O plano é juntar todas as denúncias em um dossiê e enviá-lo ao diretor da Poli, José Roberto Castilho Piqueira — o qual já mostrou seu apoio —  para que uma atitude seja tomada. Segundo as alunas, atualmente, a diretoria não toma conhecimento desses casos porque eles são barrados antes. Pretendem criar um canal curto e seguro entre estudantes e administração, mediado por uma comissão formada por ambas as partes.  Também planejam levar o projeto a outras faculdades e criar um movimento maior, já que uma maioria dos estudantes e professores homem é uma característica de todos os cursos de engenharia, não apenas da USP.

 

Outras iniciativas

O machismo por parte dos docentes e dos colegas de curso não se restringe às faculdades de exatas. O uso de frases e hashtags vem sendo muito utilizado pelas mulheres de vários cursos para expor ao que são submetidas diariamente: nesse ano, foram colados diversos cartazes pela Faculdade de Letras, Filosofia e Ciência Humanas (FFLCH) e no Departamento de Artes Cênicas da Escola de Comunicação e Artes (ECA) da USP. 13164251_233926833639174_310735516550953661_n

O Coletivo Zaha, da Arquitetura do Mackenzie, também espalhou cartazes com declarações opressoras de professores com a hashtag #esseémeuprofessor.
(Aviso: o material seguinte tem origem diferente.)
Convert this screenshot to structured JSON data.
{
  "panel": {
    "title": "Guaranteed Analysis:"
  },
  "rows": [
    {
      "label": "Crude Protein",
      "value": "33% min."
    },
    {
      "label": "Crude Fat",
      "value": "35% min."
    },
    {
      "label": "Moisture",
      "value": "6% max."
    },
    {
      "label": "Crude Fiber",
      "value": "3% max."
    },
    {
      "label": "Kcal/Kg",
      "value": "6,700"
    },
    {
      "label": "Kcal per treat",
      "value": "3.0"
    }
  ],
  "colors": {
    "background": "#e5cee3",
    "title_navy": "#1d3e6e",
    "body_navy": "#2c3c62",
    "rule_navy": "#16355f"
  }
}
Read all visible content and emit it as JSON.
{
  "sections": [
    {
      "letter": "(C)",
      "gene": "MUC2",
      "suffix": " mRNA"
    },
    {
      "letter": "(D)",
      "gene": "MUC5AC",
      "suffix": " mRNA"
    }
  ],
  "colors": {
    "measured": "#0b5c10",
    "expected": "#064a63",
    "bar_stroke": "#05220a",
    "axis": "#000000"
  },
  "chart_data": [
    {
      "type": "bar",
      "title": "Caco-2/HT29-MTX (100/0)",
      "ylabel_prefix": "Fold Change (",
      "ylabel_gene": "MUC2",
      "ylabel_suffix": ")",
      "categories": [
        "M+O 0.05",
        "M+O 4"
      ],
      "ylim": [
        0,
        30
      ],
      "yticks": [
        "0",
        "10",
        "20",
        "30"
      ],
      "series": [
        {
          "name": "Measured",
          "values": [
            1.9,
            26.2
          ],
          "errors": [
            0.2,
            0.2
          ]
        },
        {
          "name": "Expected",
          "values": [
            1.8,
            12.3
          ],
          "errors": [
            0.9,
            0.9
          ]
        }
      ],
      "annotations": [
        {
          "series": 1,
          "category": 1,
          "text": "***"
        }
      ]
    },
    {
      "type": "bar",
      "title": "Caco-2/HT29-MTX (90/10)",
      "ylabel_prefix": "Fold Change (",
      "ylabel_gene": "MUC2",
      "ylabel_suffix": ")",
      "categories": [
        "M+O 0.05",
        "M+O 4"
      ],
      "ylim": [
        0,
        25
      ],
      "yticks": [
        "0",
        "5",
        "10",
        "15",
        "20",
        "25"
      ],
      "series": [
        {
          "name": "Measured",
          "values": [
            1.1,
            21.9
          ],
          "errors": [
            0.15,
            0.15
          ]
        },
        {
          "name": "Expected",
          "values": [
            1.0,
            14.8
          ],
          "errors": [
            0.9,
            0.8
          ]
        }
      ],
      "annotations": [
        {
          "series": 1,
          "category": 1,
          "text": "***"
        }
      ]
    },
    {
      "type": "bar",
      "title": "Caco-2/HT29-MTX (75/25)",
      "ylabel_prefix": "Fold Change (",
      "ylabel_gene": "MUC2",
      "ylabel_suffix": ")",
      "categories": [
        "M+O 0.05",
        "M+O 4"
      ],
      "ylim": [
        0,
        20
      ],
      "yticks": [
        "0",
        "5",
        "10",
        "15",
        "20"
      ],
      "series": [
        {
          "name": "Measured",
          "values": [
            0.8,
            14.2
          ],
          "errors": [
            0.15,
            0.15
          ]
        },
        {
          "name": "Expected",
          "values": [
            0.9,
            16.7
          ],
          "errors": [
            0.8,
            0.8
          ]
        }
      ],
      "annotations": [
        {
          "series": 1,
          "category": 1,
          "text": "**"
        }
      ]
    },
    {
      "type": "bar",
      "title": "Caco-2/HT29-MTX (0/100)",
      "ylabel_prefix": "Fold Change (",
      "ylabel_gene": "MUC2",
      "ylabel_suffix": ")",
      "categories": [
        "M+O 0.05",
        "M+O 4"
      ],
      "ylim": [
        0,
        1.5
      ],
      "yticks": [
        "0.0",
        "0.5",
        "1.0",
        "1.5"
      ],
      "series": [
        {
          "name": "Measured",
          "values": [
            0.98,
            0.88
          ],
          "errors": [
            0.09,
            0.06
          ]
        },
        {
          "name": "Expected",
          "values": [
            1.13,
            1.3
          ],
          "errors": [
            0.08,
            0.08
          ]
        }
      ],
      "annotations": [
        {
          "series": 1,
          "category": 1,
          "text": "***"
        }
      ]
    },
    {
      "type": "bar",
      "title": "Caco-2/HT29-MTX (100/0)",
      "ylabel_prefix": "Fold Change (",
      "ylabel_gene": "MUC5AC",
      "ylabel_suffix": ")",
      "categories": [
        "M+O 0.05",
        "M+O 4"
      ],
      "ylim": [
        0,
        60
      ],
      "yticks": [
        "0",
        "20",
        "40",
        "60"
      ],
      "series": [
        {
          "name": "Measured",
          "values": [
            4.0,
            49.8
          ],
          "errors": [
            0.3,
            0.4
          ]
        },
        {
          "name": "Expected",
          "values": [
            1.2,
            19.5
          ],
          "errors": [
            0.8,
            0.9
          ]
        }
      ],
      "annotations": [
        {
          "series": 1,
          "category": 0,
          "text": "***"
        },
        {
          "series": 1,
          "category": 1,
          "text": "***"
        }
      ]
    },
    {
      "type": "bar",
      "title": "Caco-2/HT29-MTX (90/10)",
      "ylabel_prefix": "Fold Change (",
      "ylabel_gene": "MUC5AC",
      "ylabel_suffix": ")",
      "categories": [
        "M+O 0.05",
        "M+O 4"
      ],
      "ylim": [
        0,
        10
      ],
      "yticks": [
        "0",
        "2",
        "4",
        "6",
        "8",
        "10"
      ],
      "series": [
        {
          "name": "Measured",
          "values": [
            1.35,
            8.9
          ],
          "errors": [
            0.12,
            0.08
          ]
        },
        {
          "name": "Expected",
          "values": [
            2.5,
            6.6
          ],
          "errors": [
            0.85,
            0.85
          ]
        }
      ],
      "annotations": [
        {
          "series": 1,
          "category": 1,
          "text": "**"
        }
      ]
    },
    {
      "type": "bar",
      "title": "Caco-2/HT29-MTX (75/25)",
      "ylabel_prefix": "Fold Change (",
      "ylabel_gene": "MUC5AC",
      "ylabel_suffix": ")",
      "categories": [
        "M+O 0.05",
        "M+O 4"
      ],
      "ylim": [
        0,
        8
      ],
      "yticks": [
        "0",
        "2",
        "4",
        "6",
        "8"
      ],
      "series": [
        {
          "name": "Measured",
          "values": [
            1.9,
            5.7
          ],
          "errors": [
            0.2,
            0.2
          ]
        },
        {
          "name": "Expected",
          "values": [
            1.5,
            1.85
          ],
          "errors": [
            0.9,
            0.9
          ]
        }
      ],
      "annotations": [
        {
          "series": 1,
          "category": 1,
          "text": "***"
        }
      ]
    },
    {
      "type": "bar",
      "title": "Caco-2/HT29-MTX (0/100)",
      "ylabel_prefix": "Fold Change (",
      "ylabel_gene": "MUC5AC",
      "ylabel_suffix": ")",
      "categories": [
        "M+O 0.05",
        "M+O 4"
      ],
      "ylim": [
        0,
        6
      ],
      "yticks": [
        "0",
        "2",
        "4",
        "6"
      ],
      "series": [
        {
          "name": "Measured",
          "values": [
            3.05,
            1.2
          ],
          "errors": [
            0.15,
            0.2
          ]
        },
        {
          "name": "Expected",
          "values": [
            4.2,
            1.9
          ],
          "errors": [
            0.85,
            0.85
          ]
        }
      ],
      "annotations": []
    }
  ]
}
Mais recentemente, o Coletivo Feminista Aurora Furtado, do Instituto de Psicologia da USP, criou a sua campanha #elevaiserpsicológo para apontar casos de opressão por parte de pessoas que se tornarão profissionais da saúde.

Para Mancini, iniciativas como essa criam espaço de resistência às opressões e união das mulheres, ao mesmo tempo que atinge uma parcela de pessoas que estava alheia ao machismo do dia a dia das faculdades, mostrando-as que há algo errado.